Jungsu Choi Tiny Orkester attempts to create new jazz with “Tschuss Jazz Era”


From a probably biased perspective, I can state that jazz seems to be enjoying a renaissance. But for artists like Jungsu Choi, the genre’s age is showing and there needs to be an overhaul to the form. That is what the composer, arranger and sometimes vocalist aims to do.

“In whatever direction jazz might develop, I am ready to welcome the new jazz, bye-bye jazz era!” Choi writes. For audiences even faintly acquainted with jazz and its conventions, completely renovating a genre is a tall order. It is especially difficult because some fans and musicians would argue that there is no need to “fix” anything about jazz.

Maybe “fix” is too strong a word. Jazz has always been open to experimentation, its very development might even be said to have been the result of an innovation of sorts. Still, fans and critics should be open to the idea of new ideas finding their way into jazz, as there is bound to be room for continued development after more than 100 years.

Nevertheless, Choi’s idea of innovation comes in the form of “Tschuss Jazz Era,” an album of five songs with a total running time of almost one hour. The densely packed recording finds Choi leading the Tiny Orkester (and lending vocals on two tracks) through songs that sound more traditional than expected, based on Choi’s statement about the Jazz Era. But to which “Jazz Era” does Choi refer? Does he mean that era that essentially ended 50 or so years ago with the rise and domination of rock ‘n’ roll? Because arguably the current period is not a jazz age. Jazz is present, and there are artists who are doing interesting things in jazz, but most are paying attention and (sometimes) homage to the Golden Age of Jazz and not trying to get rid of its conventions.

About Jungsu Choi and Tiny Orkester

Choi is an arranger and composer who has studied music in Vienna and London.

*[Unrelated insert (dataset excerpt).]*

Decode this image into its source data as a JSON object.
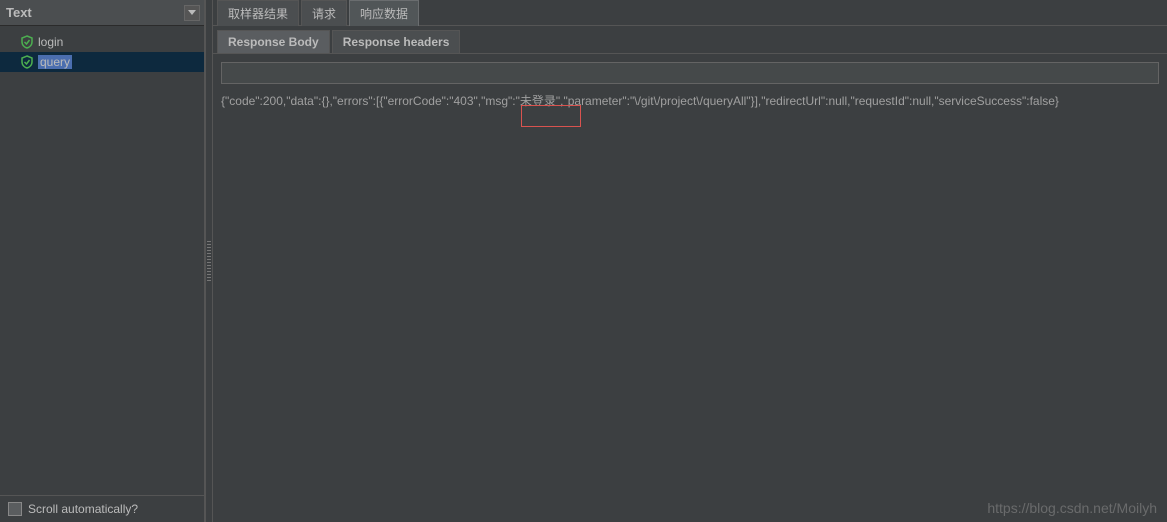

While a student at the London Conservatory, Kingston University London, Choi studied jazz, music for films and electro-acoustic music. Choi’s work has been played by a number of orchestras and big bands. He also has provided music for different types of dance performances, in addition to composing and arranging for theatre, television and film.

The purpose of Tiny Orkester is to “interpret old jazz standards in a unique fashion.” Choi aims to do this with the compact orchestra that is Tiny Orkester. It took Choi three years to compose the five songs. The musicians who comprise Tiny Orkester are among Korea’s best jazz musicians. The musicians’ skill combined with Choi’s talent for composing and arranging makes the project come to life.

“Tchuss Jazz Era” by Jungsu Choi and Tiny Okester

Of the five songs on the recording, the standout track is arguably “Stolen Yellow.” It is vibrant with horns and drums playing frenetically. In the back of the soundscape is a male vocal line that sounds as though he is singing in syllables. The tracks is also invigorated by the inclusion of an electric guitar.

The song’s dynamics might remind some listeners of that of rock songs. While a trumpet plays a lonely motif with just a sparse, shimmering drum line keeping time, the break has been opened by a heavy drum roll like a rock ‘n’ roll song.

What follows after all the instrumentation returns is a bass that plays a rockabilly-sounding line, coupled with be-bop sounding brass and drums, and augmented by a guitar’s protesting chords.

In some ways, “Stolen Yellow” embodies what Choi claims to want to do with jazz. However, traditional jazz fans should try to embrace what the recording has to offer. Its approach isn’t as radical as it is described. The result is a rejuvenated sound.